Now that feels like an eternity ago. And instead of wondering if the Sox will make a push for an all-star third baseman for the stretch run, we're wondering just how much of this roster will remain in tact after Friday.

It hasn't gone the way any of us had hoped. Certainly, it was no secret the Sox had roster deficiencies before the year began, but the assumption was the rest of the team would be competent enough to make the season competitive.

The division is flawed enough to leave an opening, we thought. Obviously, that's not how it has worked out.

It's the offense that has done the Sox in, contributing historically scarce production. As scarce as any other offense in baseball.

What makes this season even tougher to accept is the White Sox are employing a pitching staff that would most certainly have been effective enough to win a division, and even make noise in the postseason.

That's not to say Sox pitching is the best in the American League, but it compares favorably to the best.
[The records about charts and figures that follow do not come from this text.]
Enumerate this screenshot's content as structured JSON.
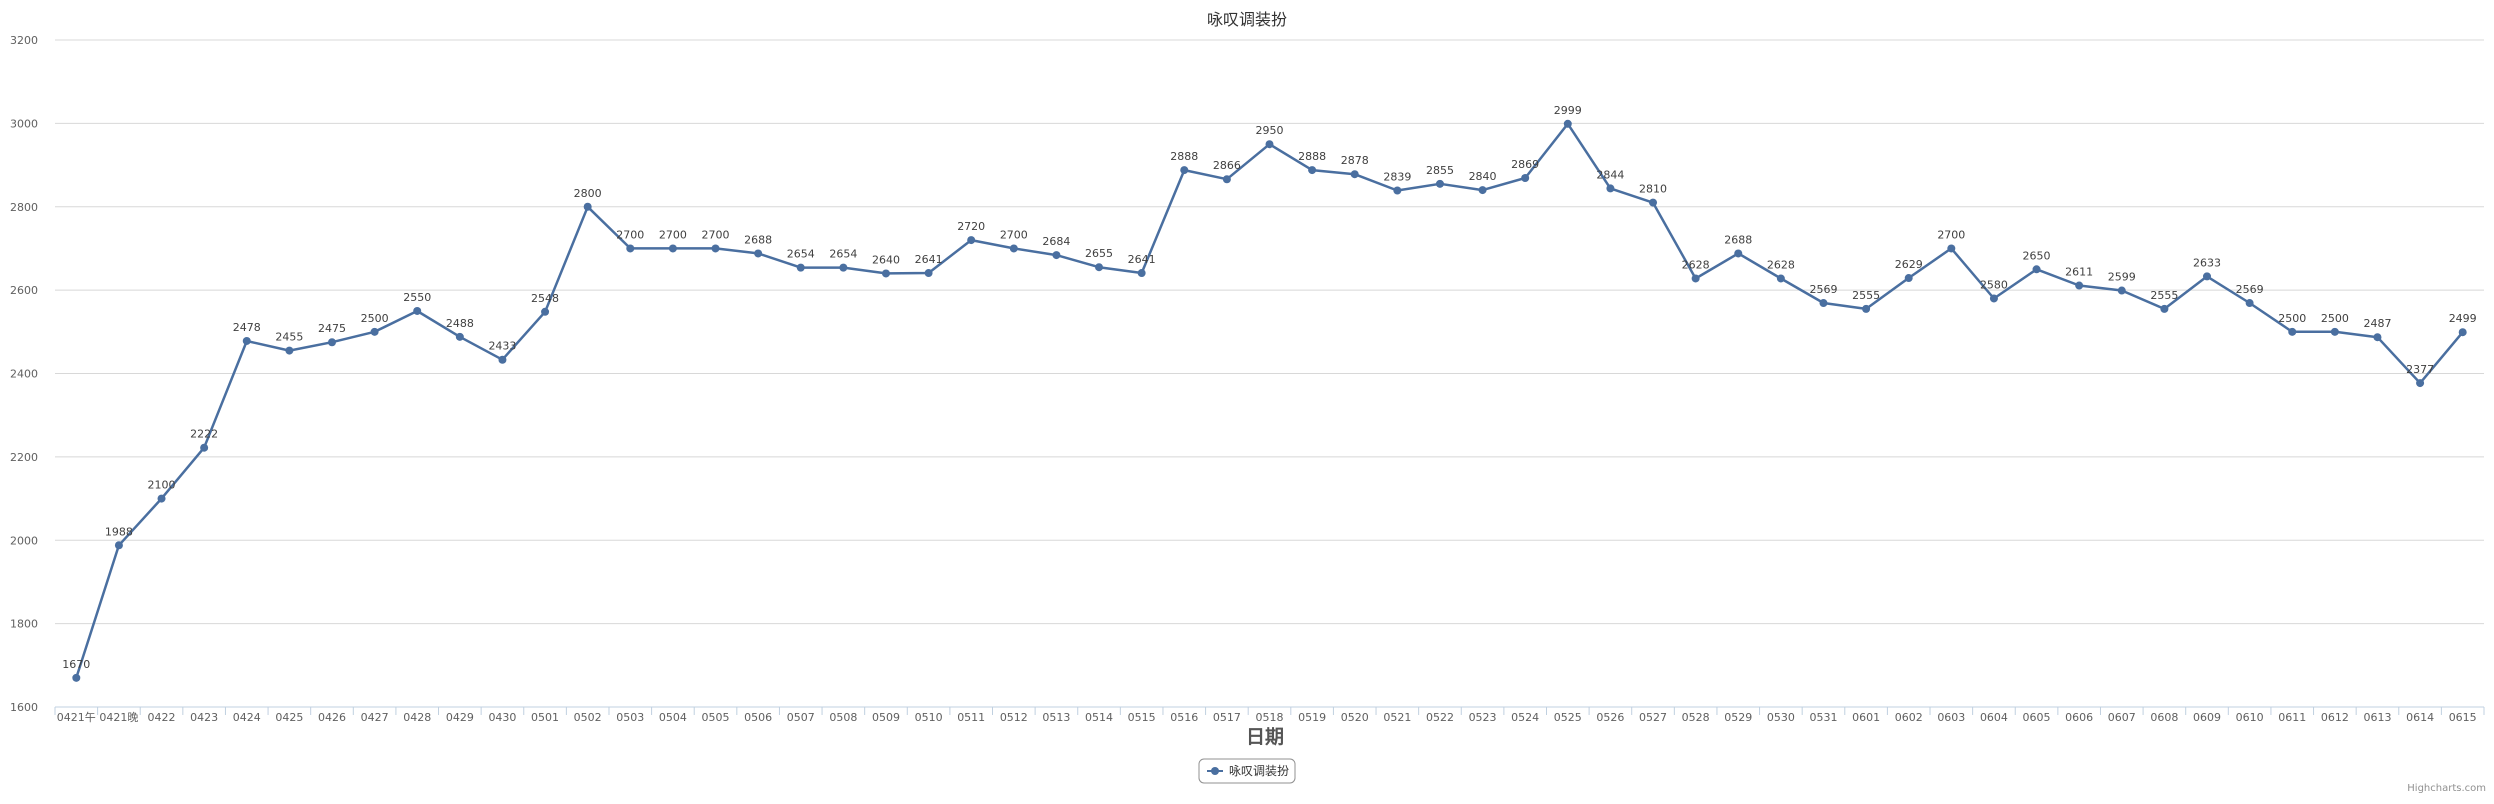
{
  "chart_data": {
    "type": "line",
    "title": "咏叹调装扮",
    "xlabel": "日期",
    "ylabel": "",
    "ylim": [
      1600,
      3200
    ],
    "yticks": [
      1600,
      1800,
      2000,
      2200,
      2400,
      2600,
      2800,
      3000,
      3200
    ],
    "grid": true,
    "legend_position": "bottom-center",
    "categories": [
      "0421午",
      "0421晚",
      "0422",
      "0423",
      "0424",
      "0425",
      "0426",
      "0427",
      "0428",
      "0429",
      "0430",
      "0501",
      "0502",
      "0503",
      "0504",
      "0505",
      "0506",
      "0507",
      "0508",
      "0509",
      "0510",
      "0511",
      "0512",
      "0513",
      "0514",
      "0515",
      "0516",
      "0517",
      "0518",
      "0519",
      "0520",
      "0521",
      "0522",
      "0523",
      "0524",
      "0525",
      "0526",
      "0527",
      "0528",
      "0529",
      "0530",
      "0531",
      "0601",
      "0602",
      "0603",
      "0604",
      "0605",
      "0606",
      "0607",
      "0608",
      "0609",
      "0610",
      "0611",
      "0612",
      "0613",
      "0614",
      "0615"
    ],
    "series": [
      {
        "name": "咏叹调装扮",
        "color": "#4a6fa0",
        "values": [
          1670,
          1988,
          2100,
          2222,
          2478,
          2455,
          2475,
          2500,
          2550,
          2488,
          2433,
          2548,
          2800,
          2700,
          2700,
          2700,
          2688,
          2654,
          2654,
          2640,
          2641,
          2720,
          2700,
          2684,
          2655,
          2641,
          2888,
          2866,
          2950,
          2888,
          2878,
          2839,
          2855,
          2840,
          2869,
          2999,
          2844,
          2810,
          2628,
          2688,
          2628,
          2569,
          2555,
          2629,
          2700,
          2580,
          2650,
          2611,
          2599,
          2555,
          2633,
          2569,
          2500,
          2500,
          2487,
          2377,
          2499
        ]
      }
    ]
  },
  "credits": "Highcharts.com"
}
It's difficult to assemble that kind of staff.

In fact, Sox pitching Wins Above Replacement is better than any other team in the league, its Fielding Independent Pitching is third best, and its WHIP and opponent average is fifth overall. The rotation ranks second of 15 teams in FIP.

And, as you'll probably be shocked to learn, the Sox are pitching better out of the fifth spot in the rotation than almost every other team.
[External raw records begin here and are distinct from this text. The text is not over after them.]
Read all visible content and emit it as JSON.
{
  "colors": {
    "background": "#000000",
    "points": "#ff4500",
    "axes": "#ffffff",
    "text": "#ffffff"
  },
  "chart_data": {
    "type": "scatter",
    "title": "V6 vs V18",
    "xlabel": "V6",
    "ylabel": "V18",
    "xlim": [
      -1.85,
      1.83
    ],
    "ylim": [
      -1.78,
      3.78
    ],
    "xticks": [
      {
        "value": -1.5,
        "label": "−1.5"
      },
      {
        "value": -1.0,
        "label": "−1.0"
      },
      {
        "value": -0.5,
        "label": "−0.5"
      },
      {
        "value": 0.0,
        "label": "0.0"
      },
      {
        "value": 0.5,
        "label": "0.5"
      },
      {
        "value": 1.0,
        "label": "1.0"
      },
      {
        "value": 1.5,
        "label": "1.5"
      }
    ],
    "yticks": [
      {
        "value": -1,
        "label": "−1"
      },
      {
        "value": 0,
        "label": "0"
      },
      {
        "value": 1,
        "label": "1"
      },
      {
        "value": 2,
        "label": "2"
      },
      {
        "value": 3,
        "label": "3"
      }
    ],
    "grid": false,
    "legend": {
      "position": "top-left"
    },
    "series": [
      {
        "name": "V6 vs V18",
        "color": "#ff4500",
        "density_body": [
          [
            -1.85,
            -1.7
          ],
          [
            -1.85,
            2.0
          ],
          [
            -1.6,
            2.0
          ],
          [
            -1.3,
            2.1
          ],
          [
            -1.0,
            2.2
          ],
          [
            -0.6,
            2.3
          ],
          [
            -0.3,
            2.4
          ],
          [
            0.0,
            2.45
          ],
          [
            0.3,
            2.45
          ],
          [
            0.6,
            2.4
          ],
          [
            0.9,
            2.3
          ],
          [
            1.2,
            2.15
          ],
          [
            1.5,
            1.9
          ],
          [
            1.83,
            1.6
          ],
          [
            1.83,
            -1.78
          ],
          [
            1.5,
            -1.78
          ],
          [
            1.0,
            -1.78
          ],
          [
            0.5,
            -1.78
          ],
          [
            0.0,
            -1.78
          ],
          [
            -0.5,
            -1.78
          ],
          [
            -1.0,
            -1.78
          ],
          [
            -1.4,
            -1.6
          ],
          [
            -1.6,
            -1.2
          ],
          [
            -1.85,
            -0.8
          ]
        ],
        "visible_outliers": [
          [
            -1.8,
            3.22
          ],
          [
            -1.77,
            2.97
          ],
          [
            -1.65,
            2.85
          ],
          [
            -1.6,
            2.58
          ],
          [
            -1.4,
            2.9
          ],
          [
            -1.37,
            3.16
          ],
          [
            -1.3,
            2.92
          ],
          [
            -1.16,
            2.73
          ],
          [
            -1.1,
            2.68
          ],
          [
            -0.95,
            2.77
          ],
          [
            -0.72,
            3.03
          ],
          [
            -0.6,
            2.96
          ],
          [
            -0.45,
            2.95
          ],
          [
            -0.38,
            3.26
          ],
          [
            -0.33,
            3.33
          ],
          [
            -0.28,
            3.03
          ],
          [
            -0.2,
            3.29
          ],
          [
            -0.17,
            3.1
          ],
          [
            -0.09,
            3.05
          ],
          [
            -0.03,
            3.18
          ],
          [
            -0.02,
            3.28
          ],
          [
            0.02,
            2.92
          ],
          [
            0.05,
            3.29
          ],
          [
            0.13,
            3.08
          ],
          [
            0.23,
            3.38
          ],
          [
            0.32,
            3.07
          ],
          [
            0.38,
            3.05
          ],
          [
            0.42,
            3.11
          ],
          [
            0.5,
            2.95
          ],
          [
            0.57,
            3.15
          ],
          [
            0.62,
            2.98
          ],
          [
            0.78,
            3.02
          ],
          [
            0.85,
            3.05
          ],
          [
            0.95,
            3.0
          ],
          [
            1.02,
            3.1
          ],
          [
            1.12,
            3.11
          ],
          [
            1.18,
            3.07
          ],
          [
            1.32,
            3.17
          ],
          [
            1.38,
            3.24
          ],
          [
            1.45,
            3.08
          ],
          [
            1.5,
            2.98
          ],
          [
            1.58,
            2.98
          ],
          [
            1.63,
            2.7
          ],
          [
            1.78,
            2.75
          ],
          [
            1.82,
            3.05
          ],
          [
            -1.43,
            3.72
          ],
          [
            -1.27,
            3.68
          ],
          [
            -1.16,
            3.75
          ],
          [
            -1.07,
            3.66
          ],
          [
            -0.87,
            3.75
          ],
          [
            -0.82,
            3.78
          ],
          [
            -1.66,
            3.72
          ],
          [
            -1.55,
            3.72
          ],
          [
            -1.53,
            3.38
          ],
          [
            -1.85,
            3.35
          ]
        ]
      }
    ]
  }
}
That's right, John Danks is better than AL fifth-starter average.

No, really.

Looking at the numbers of pitchers throwing primarily in the fifth position, or those who are putting up the worst numbers in each rotation, you'll find only four teams are doing arguably better there: Texas, Tampa Bay, Minnesota and Oakland. The Yankees are getting better work out of their “fifth starters,” but their worst starter this year has been CC Sabathia, technically not their No. 5.

You can look at various numbers and produce multiple different take-aways, but the overall truth is the Sox' fifth starter is no more a liability than it is for any other team. Forget the contract. It was signed four years ago.

My point is, the White Sox' pitching staff, as a whole, is doing its job, and doing it well. All it really needed was just a little help from the bats and we'd be having a much different trade-deadline discussion right now.